At a technical level, I intentionally made it so the yeast turn on the production of the vaccine protein in response to maltose (the primary sugar in barley malt). Mead wouldn't work with the particular system I designed because honey has very little maltose. Doesn't mean it's not possible - just means it's an interesting challenge for mead-lovers.

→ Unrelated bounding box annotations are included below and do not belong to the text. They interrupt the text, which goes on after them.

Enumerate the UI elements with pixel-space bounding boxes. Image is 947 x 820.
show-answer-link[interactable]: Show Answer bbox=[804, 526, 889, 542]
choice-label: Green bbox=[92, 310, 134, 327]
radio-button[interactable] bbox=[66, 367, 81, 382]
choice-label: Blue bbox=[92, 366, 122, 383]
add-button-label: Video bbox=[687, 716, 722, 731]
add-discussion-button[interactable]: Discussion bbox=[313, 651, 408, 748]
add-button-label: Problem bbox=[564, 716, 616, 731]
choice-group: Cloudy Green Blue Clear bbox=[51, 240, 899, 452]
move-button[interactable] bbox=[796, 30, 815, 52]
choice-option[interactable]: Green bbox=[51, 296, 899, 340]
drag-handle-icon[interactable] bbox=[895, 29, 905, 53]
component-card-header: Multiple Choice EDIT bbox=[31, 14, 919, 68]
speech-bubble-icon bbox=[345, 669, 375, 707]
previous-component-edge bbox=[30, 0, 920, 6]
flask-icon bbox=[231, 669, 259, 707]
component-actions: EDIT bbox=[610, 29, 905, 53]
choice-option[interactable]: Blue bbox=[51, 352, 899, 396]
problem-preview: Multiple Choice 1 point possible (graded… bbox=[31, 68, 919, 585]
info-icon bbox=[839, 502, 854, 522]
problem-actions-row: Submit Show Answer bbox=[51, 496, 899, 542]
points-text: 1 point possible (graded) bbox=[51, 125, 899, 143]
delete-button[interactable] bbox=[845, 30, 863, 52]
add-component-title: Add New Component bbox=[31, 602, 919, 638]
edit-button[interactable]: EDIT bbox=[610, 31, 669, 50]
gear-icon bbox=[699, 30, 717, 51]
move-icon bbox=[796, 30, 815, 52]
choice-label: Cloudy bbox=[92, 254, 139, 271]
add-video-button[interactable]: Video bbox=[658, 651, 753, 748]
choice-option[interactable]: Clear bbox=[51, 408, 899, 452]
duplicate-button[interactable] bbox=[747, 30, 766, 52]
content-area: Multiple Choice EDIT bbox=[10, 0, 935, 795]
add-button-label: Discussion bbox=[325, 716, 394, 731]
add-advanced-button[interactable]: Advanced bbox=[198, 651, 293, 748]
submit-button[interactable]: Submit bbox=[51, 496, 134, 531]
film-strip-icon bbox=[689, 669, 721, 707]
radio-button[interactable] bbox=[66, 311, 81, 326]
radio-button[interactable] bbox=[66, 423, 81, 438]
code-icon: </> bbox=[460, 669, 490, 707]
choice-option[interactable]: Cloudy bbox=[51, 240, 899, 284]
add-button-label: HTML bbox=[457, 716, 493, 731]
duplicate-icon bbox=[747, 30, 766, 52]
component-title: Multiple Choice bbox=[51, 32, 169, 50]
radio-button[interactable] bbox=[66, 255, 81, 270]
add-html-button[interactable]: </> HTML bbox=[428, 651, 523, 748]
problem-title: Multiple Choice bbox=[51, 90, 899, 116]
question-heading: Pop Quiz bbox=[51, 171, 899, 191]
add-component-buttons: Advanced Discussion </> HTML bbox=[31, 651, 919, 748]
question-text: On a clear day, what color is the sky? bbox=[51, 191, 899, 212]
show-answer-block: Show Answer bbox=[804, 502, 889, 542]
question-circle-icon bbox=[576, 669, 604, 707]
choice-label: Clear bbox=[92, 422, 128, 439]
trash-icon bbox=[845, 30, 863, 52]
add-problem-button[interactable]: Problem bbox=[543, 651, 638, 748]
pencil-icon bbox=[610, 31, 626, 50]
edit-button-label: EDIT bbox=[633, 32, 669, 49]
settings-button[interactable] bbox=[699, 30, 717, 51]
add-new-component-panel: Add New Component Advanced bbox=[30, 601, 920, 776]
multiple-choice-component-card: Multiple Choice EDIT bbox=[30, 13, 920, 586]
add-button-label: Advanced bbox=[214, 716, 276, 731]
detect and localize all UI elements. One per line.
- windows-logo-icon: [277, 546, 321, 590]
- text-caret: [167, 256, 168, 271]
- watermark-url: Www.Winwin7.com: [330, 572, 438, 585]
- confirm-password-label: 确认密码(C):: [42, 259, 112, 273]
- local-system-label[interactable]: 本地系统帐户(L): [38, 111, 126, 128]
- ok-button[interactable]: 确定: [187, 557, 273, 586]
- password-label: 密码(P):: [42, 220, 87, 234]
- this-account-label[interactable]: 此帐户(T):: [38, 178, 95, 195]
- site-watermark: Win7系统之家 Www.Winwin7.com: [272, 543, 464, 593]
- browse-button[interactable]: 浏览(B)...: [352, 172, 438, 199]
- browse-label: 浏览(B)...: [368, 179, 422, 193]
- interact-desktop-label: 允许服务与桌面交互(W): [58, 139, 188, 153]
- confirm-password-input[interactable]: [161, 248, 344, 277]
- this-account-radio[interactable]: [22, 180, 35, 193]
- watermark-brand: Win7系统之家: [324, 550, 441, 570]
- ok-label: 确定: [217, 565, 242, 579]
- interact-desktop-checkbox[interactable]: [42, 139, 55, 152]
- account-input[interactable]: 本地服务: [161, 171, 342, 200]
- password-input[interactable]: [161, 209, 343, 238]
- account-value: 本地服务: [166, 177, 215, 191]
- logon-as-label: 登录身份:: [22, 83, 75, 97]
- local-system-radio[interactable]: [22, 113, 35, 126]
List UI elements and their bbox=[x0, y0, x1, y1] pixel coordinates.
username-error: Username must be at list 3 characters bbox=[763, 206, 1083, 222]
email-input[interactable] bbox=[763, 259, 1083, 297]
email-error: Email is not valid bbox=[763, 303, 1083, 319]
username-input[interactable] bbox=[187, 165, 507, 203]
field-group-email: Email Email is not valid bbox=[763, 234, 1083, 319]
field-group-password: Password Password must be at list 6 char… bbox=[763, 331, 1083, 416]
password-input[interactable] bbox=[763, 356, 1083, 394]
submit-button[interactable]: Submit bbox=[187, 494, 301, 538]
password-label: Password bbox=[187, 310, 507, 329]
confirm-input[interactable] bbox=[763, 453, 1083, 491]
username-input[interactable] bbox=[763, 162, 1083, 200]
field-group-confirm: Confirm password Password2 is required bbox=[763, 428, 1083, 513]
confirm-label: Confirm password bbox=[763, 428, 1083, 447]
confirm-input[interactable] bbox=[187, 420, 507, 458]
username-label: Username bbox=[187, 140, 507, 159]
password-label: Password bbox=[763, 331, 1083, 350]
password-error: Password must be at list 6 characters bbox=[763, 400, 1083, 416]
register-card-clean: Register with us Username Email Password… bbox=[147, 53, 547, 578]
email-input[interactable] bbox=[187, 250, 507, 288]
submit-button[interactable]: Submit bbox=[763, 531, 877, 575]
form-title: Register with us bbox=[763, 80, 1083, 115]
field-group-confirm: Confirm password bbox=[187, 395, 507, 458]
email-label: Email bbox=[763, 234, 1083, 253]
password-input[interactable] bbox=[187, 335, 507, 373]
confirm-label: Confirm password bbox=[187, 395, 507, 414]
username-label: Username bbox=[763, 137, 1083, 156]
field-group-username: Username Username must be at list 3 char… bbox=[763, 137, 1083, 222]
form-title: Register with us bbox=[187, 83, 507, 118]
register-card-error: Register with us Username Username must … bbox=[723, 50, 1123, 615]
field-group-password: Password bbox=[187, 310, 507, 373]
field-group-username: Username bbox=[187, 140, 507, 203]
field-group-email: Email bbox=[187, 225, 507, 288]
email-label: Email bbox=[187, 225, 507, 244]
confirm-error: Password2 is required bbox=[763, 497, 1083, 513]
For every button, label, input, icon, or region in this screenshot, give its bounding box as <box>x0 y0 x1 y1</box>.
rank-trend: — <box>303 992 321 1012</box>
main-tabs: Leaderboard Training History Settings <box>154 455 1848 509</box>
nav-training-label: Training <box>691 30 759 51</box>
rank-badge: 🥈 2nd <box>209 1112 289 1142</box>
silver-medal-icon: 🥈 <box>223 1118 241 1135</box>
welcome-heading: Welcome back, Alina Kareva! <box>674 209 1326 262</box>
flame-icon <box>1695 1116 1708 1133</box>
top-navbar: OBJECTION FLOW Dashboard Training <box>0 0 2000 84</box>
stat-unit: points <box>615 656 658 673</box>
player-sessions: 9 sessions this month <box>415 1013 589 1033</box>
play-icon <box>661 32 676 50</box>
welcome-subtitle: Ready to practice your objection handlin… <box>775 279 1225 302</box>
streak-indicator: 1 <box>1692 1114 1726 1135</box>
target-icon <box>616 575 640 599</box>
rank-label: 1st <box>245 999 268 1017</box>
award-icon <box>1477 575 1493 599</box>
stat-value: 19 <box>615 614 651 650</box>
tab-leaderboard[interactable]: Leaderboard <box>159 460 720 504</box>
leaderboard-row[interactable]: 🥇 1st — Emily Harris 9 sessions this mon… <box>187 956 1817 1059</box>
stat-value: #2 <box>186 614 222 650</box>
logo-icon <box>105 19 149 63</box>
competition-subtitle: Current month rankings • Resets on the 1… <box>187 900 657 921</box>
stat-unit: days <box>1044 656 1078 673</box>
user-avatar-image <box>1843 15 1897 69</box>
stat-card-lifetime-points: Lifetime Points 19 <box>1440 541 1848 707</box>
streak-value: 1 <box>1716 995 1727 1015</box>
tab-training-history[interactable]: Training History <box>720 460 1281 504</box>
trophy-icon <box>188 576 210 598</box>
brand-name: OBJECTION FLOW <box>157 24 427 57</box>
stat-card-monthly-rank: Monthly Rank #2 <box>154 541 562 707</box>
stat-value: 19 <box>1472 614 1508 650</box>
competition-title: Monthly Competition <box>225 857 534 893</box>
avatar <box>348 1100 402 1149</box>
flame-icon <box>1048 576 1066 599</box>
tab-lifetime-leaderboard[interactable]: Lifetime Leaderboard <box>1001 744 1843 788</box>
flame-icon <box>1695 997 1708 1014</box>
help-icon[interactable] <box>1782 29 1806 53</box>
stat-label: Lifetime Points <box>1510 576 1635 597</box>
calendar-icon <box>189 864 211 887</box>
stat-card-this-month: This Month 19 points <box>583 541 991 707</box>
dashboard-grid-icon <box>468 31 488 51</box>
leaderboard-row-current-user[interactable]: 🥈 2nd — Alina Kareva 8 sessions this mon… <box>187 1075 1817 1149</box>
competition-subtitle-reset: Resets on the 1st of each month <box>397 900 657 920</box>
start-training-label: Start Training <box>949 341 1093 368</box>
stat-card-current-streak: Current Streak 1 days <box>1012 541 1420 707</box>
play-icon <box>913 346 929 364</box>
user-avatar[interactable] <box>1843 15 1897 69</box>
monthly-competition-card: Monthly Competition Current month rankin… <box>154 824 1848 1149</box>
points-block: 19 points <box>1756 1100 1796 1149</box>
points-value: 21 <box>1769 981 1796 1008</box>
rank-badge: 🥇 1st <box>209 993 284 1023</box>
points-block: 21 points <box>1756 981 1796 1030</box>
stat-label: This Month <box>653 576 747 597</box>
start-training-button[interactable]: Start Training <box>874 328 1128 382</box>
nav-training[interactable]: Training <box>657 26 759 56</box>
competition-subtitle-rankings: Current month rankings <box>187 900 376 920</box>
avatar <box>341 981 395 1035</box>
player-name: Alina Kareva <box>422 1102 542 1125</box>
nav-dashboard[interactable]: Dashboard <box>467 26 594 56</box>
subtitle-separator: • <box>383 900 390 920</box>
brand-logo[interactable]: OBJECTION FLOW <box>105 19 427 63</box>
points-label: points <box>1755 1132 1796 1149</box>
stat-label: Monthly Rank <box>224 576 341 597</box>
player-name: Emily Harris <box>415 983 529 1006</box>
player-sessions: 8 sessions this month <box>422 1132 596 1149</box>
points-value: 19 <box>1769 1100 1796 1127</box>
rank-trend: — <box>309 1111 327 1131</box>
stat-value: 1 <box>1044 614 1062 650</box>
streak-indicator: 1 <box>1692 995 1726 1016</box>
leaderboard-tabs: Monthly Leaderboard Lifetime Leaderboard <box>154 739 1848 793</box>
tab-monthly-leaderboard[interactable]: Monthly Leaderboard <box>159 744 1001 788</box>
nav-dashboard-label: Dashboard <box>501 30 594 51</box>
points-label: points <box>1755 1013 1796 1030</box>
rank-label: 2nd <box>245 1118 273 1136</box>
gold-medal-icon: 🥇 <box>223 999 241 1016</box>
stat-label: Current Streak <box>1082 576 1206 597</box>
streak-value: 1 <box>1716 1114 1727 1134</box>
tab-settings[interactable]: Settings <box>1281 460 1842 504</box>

Yes! Boulardii are actually in the main manuscript:
https://zenodo.org/records/17969224
We chose them because we figured they'd be sturdier as a dried-down product than the fragile lab strain yeast. There are a lot of variables to consider - boulardii are more resistant to stomach acid than other yeast strains but they're more sensitive to bile salts. This could be a good thing - it might be that having the yeast break open high up in the proximal small intestine is good for immune priming. Or it could be a bad thing, if it turns out immune priming is better farther down in the distal intestine. Another variable to consider is temperature preference. Boulardii - and the Lithuanian farmhouse yeast I drank at first - are perfectly happy at body temperature. The wheat ale yeast I drank for the booster dose is happier at room temperature.
Yeast can deliver DNA for expression in human cells, but RNA is fragile - and the mRNA vaccines depend on fancy chemicals to get the RNA into human cells. Just working directly with protein expression in the yeast is technically simpler and seems a lot more likely to work - that's where this initial wave of experiments should invest.